À Pompone, vendredi 13e octobre.

Me voici, ma fille, avec les meilleures gens du monde, comme vous savez[1] ; aussitôt qu’ils furent arrivés à Pompone, Mme de Vins m’envoya un laquais à Livry, pour me prier, si je le pouvois, de les venir voir. J’y vins hier au soir ; le maître et la maîtresse du logis me reçurent fort bien ; mais Mme de Vins parut tellement votre amie, et notre abord fut si tendre pour vous[2], que je ne pus douter de tout ce que je pensois déjà de la véritable amitié qu’elle a pour vous. Nous causâmes fort de votre départ, de votre séjour, de votre santé, et même de votre retour ; car on ne peut s’empêcher, comme vous disiez une fois, de se rendre l’avenir présent.
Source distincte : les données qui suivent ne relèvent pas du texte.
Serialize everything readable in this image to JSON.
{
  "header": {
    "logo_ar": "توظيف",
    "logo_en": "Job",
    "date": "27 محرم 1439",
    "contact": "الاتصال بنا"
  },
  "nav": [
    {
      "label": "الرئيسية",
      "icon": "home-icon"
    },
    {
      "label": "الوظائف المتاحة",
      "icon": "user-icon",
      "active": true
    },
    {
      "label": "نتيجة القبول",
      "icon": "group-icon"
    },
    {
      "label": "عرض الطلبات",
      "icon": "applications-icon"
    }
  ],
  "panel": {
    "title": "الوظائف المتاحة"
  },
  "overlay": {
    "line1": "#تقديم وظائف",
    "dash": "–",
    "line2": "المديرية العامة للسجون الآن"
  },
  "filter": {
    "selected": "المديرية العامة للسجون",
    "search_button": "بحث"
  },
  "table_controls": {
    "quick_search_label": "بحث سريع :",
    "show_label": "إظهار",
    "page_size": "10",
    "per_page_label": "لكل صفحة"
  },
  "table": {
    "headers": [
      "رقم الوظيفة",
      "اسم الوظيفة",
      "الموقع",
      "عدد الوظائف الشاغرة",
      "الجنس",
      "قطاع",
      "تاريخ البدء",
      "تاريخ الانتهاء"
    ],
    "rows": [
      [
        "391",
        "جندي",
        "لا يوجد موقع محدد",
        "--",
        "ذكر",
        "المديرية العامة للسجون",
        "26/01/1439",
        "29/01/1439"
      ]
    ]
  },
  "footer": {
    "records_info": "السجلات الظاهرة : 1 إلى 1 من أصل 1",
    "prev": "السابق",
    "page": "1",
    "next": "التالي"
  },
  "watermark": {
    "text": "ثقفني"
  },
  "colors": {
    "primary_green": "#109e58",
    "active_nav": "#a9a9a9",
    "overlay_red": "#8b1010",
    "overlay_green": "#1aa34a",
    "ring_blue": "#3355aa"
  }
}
Nous prenons tout ce que nous pouvons de tous les côtés : il seroit inutile de vous redire toutes nos conversations ; vous les imaginez aisément, et cela rendroit cette lettre infinie. Mme de Vins vous écrit ; elle vous mandera ce qu’elle sait de nouvelles. Dites-lui un peu que vous mettez sur votre compte tout ce qu’elle fait à mon égard. L’amitié qu’elle a pour vous m’est aussi convenable[3] que son âge me l’est peu ; mais son esprit est si bon et si solide, qu’on la peut tenir pour vieille par cet endroit, aussi bien que vous, qui avez passé à joints pieds sur 1679 toutes les misères des jeunes personnes. Je lui appris une querelle entre MM. de V***, d’A*** et T***[4]. M. de la Rochefoucauld les accommode, et s’en trouve si embarrassé, qu’il aimeroit mieux avoir à faire un poëme épique, à ce que me mande Mme de la Fayette[5] : je vous en dirai davantage mercredi.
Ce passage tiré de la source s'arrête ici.